‘Blade Runner: 2049’ (2017)

Blade Runner 2049:

Ridley Scott’s original ‘Blade Runner’ (1982) is one of my all time favourite films, and ranks alongside ‘2001: A Space Odyssey’, ‘Metropolis’ and ‘Children of Men’ as one of the greatest Science Fictions films ever. The original Blade Runner’s genius was threefold: it’s revolutionary dystopian visuals, it’s philosophically complex questioning and it’s world creation/predictions of a future society.

Dennis Villeneueve’s sequel, hot off the success of his 2016 masterful ‘Arrival’, has in terms of aesthetics, cinematography and special effects matched the majesty of the original. ‘Blade Runner: 2049’ is one of the most artistic films, visually of any this decade. The Oscar for best visual effects should be in the bag. However the film doesn’t add much to the original philosophical questions. In terms of the future predictions: climate change and our addiction to the virtual feature beautifully.

It’s worth mentioning that the trap, when reviewing a sequel to a great classic original, is to entirely compare it without considering the film on its own terms. Where the film falls short of being a great film, in my opinion, has little to do with any comparison to the original. It’s weak spots come in it’s self aware solemn attempt to build a space opera franchise with a particular twist in the plot that turns the philosophical premise into a ‘family drama’. This franchise building exercise, that is inevitably going to lead to more Blade Runner films, diminishes the film, particularly towards the end, as you start to realise it is a long set up for future films. What worries me is a potential Matrix-esque mess in which a brilliant philosophical original becomes a launching pad for a ridiculous bloated trilogy.

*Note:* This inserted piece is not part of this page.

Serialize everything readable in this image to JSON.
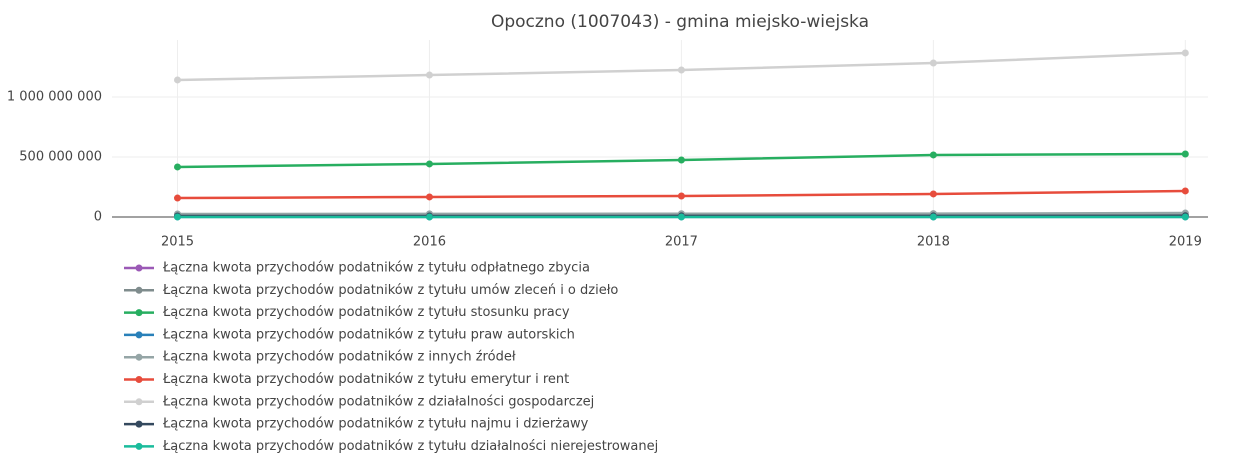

The other shortcoming is the plot twist itself, which is mildly interesting, as an extension of the original films brilliant philosophical paradox regarding the nature of consciousness and what it means to be human. It is worth noting that the original film is based off the famous science fiction novel ‘Do Androids Dream of Electric Sheep’ by Philip K Dick which as its title suggests once a ‘being’ has consciousness it takes on ‘personhood’. So yes robots can become human, which is what the film also suggests as one character mimics the ‘robot/replicant creator’s motto: More Human than Human. Thanks to the original this is now a common sci fi plot point. As the hit tv series Westworld recently, in a very Blade Runner esque way, concluded that perhaps AI is the next leap in evolution, focusing on the consciousness of the ‘hosts’ in the themepark. Where I would have been interested to see this philosophical discussion go to is beyond a focus on the consciousness of the AI, to what are the implications for us? How would society cope? What does it mean to confront our own evolutionary end? The humans seem robotic, the robots human. Both films touch on this idea as earth and by extension humanity is slowly abandoned in favour off the ‘grand life off world’. Exploration of a new humanity in the off world colonies is a potentially interesting avenue for future films.

The best scenes in the film articulate ideas of artificial selfhood in sequences about the creation of dreams and in a new take for the film predictions about the our addiction to the digital world. Influences of recent great Sci fi film ‘Her’ (2013) are definitely present in the creation of digital companionship and a love interest for the main ‘Blade Runner’ played tightly by Gosling. The world of this Blade Runner seems bewitched by digital holograms that litter the dystopian city, the most distinctly 2017 aspect of the film, as we are all bewitched by our iPhones and Facebook and Apple are investing billions into virtual reality through at first our phones and then all around us. This is the film’s main prediction for the future, losing our minds to the beauty of the digital at the expense of nature and reality. The other main prediction that wasn’t in the original is the extent to which climate change will dictate our future world. Massive walls protect LA of 2049 from rising sea levels, the opening shot of the film is fields of solar farms abandoned under the thick haze, food has become a staple of synthetic proteins and algae. The original so cleverly predicted our multi-lingual future, our environmental decay, loss of culture and authenticity, advances in technology. The sequel feels sadder, with an unrelentingly somber tone throughout. Whereas the original shocked and horrified us, we now live in a time where this dystopia seems familiar and more and more likely.

Ultimately although the film is less shocking, sadder, a set up for another film, less philosophically interesting than the original it nevertheless is an exceptional sci fi film that needs to be seen on the big screen.